Unfortunately, in the unstable political climate of Lhasa in the late 1940s, just at the time of the violent confrontation between the two regents Reting (rwa gdreng) and Tagdrak (stag brag) in 1947, Gendun Chopel became a target for ecclesiastical extremists and conservative nobles. He was arrested, whipped, and falsely accused of producing fake banknotes, of being a communist spy, and of being paid by the Guomindang, among other things. He was thrown into prison, first at Nangtseshak (snang rtse shag), the city court of Lhasa and the central jail, and then at Shol (zhol) at the foot of the Potala Palace. His precious research materials written during twelve years of exile in India were stolen and never returned.

After his release a couple of years later, either in 1949 or 1950, he re-established himself as a scholar. He was given a flat on the Barkor, just south of the Jokhang, a yearly stipend, with the order to resume work on the White Annals, which he did not do. There he lived with a woman from Chamdo and began to teach once again. He also started to drink much more heavily than usual, although it is said that he remained lucid and unaffected by the alcohol. The teachings he gave to his Nyingma student, Nyarong Dawa Zangpo, on Nāgārjuna's Madhyamaka philosophy, became the basis for Gendun Chopel's great philosophical work, the Adornment for Nāgārjuna's Thought (klu sgrub dgong rgyan). He warned him of the reaction this treatise might provoke in ecclesiastical circles, once published, and indeed, it is this text that is remembered by the orthodox Gelukpa, as well as by the Nyingmapa, as the key point in a violent contention that broke out with regard to Gendun Chopel and his place in the Tibetan philosophical tradition. When the first woodblock print was published on handmade Tibetan paper and sold around the Barkor in Lhasa, it immediately caused an uproar. Not long afterwards, His Holiness Dudjom Rinpoche Jikdrel Yeshe Dorje (bdud 'joms 'jigs bral ye shes rdo rje, 1904-1988) provided funds for a reprint to be made in Kalimpong, in traditional format, but using steel movable type, on green industrial paper. This edition matched the reputation of the author, being both inside and outside of tradition.
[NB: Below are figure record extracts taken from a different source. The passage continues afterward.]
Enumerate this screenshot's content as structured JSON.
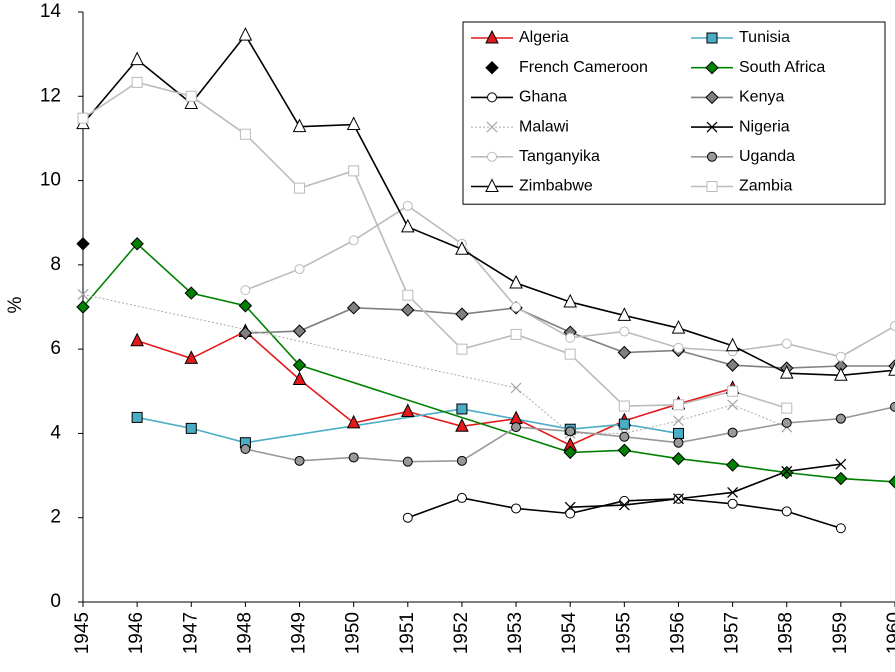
{
  "chart_data": {
    "type": "line",
    "y_label": "%",
    "xlim": [
      1945,
      1960
    ],
    "xticks": [
      1945,
      1946,
      1947,
      1948,
      1949,
      1950,
      1951,
      1952,
      1953,
      1954,
      1955,
      1956,
      1957,
      1958,
      1959,
      1960
    ],
    "ylim": [
      0,
      14
    ],
    "yticks": [
      0,
      2,
      4,
      6,
      8,
      10,
      12,
      14
    ],
    "grid": false,
    "legend": "upper right",
    "series": [
      {
        "name": "Algeria",
        "color": "#e31a1c",
        "marker": "triangle",
        "marker_fill": "#e31a1c",
        "line_style": "solid",
        "x": [
          1946,
          1947,
          1948,
          1949,
          1950,
          1951,
          1952,
          1953,
          1954,
          1955,
          1956,
          1957
        ],
        "values": [
          6.2,
          5.78,
          6.42,
          5.28,
          4.25,
          4.52,
          4.17,
          4.35,
          3.72,
          4.3,
          4.7,
          5.07
        ]
      },
      {
        "name": "Tunisia",
        "color": "#4bacc6",
        "marker": "square",
        "marker_fill": "#4bacc6",
        "line_style": "solid",
        "x": [
          1946,
          1947,
          1948,
          1952,
          1954,
          1955,
          1956
        ],
        "values": [
          4.38,
          4.12,
          3.78,
          4.58,
          4.1,
          4.22,
          4.0
        ]
      },
      {
        "name": "French Cameroon",
        "color": "#000000",
        "marker": "diamond",
        "marker_fill": "#000000",
        "line_style": "none",
        "x": [
          1945
        ],
        "values": [
          8.5
        ]
      },
      {
        "name": "South Africa",
        "color": "#008000",
        "marker": "diamond",
        "marker_fill": "#008000",
        "line_style": "solid",
        "x": [
          1945,
          1946,
          1947,
          1948,
          1949,
          1954,
          1955,
          1956,
          1957,
          1958,
          1959,
          1960
        ],
        "values": [
          7.0,
          8.5,
          7.33,
          7.03,
          5.62,
          3.55,
          3.6,
          3.4,
          3.25,
          3.07,
          2.93,
          2.85
        ]
      },
      {
        "name": "Ghana",
        "color": "#000000",
        "marker": "circle",
        "marker_fill": "#ffffff",
        "line_style": "solid",
        "x": [
          1951,
          1952,
          1953,
          1954,
          1955,
          1956,
          1957,
          1958,
          1959
        ],
        "values": [
          2.0,
          2.47,
          2.22,
          2.1,
          2.4,
          2.45,
          2.33,
          2.15,
          1.75
        ]
      },
      {
        "name": "Kenya",
        "color": "#808080",
        "marker": "diamond",
        "marker_fill": "#808080",
        "line_style": "solid",
        "x": [
          1948,
          1949,
          1950,
          1951,
          1952,
          1953,
          1954,
          1955,
          1956,
          1957,
          1958,
          1959,
          1960
        ],
        "values": [
          6.38,
          6.43,
          6.98,
          6.93,
          6.83,
          6.98,
          6.4,
          5.92,
          5.97,
          5.62,
          5.55,
          5.6,
          5.6
        ]
      },
      {
        "name": "Malawi",
        "color": "#aaaaaa",
        "marker": "cross",
        "marker_fill": "#aaaaaa",
        "line_style": "dotted",
        "x": [
          1945,
          1953,
          1954,
          1955,
          1956,
          1957,
          1958
        ],
        "values": [
          7.3,
          5.08,
          4.0,
          4.0,
          4.3,
          4.68,
          4.15
        ]
      },
      {
        "name": "Nigeria",
        "color": "#000000",
        "marker": "cross",
        "marker_fill": "#000000",
        "line_style": "solid",
        "x": [
          1954,
          1955,
          1956,
          1957,
          1958,
          1959
        ],
        "values": [
          2.25,
          2.3,
          2.45,
          2.6,
          3.1,
          3.27
        ]
      },
      {
        "name": "Tanganyika",
        "color": "#bbbbbb",
        "marker": "circle",
        "marker_fill": "#ffffff",
        "line_style": "solid",
        "x": [
          1948,
          1949,
          1950,
          1951,
          1952,
          1953,
          1954,
          1955,
          1956,
          1957,
          1958,
          1959,
          1960
        ],
        "values": [
          7.4,
          7.9,
          8.58,
          9.4,
          8.5,
          7.0,
          6.27,
          6.42,
          6.03,
          5.95,
          6.13,
          5.82,
          6.55
        ]
      },
      {
        "name": "Uganda",
        "color": "#999999",
        "marker": "circle",
        "marker_fill": "#999999",
        "line_style": "solid",
        "x": [
          1948,
          1949,
          1950,
          1951,
          1952,
          1953,
          1954,
          1955,
          1956,
          1957,
          1958,
          1959,
          1960
        ],
        "values": [
          3.63,
          3.35,
          3.43,
          3.33,
          3.35,
          4.15,
          4.05,
          3.92,
          3.78,
          4.02,
          4.25,
          4.35,
          4.63
        ]
      },
      {
        "name": "Zimbabwe",
        "color": "#000000",
        "marker": "triangle",
        "marker_fill": "#ffffff",
        "line_style": "solid",
        "x": [
          1945,
          1946,
          1947,
          1948,
          1949,
          1950,
          1951,
          1952,
          1953,
          1954,
          1955,
          1956,
          1957,
          1958,
          1959,
          1960
        ],
        "values": [
          11.35,
          12.87,
          11.83,
          13.45,
          11.28,
          11.33,
          8.9,
          8.37,
          7.57,
          7.12,
          6.8,
          6.5,
          6.08,
          5.43,
          5.38,
          5.5
        ]
      },
      {
        "name": "Zambia",
        "color": "#bbbbbb",
        "marker": "square",
        "marker_fill": "#ffffff",
        "line_style": "solid",
        "x": [
          1945,
          1946,
          1947,
          1948,
          1949,
          1950,
          1951,
          1952,
          1953,
          1954,
          1955,
          1956,
          1957,
          1958
        ],
        "values": [
          11.48,
          12.33,
          12.0,
          11.1,
          9.82,
          10.23,
          7.28,
          6.0,
          6.35,
          5.88,
          4.65,
          4.68,
          5.0,
          4.6
        ]
      }
    ]
  }
}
In September 1951, Gendun Chopel watched through heavy eyelids from the rooftop of his apartment on the Barkor, as the advance guard of Chinese soldiers from the People's Liberation Army walked the streets of Lhasa, and he knew that his hopes and those of the progressive Tibetan intelligentsia had been dashed to the ground. He said of himself, ‘a priceless lapis lazuli vase has been dashed against a stone.' He and all his dreams for a future Tibet, integrated into the modern world yet retaining its own cultural identity and history, were broken. The next month Gendun Chopel developed severe edema, possibly a result of cirrhosis of the liver. He died in the middle of October, 1951.


Stoddard, Heather. 1985. Le mendiant de l'Amdo. Paris: Societe d'ethnographie.

Mengele, Irmgaard. 1999. dGe-'dun-chos-'phel: A Biography of the 20th Century Tibetan Scholar. Dharamsala: Library of Tibetan Works and Archives.

K. Dondrub. 1978. “Gedun Chophel: The Man Behind the Legend.” Tibetan Review 21, no. 10, pp. 10-18.

Lopez, Donald. 2006. The Madman's Middle Way. Chicago: University of Chicago Press.

Lopez, Donald, 2009. In the Forest of Faded Wisdom: 104 Poems by Gendun Chopel. Chicago: University of Chicago Press.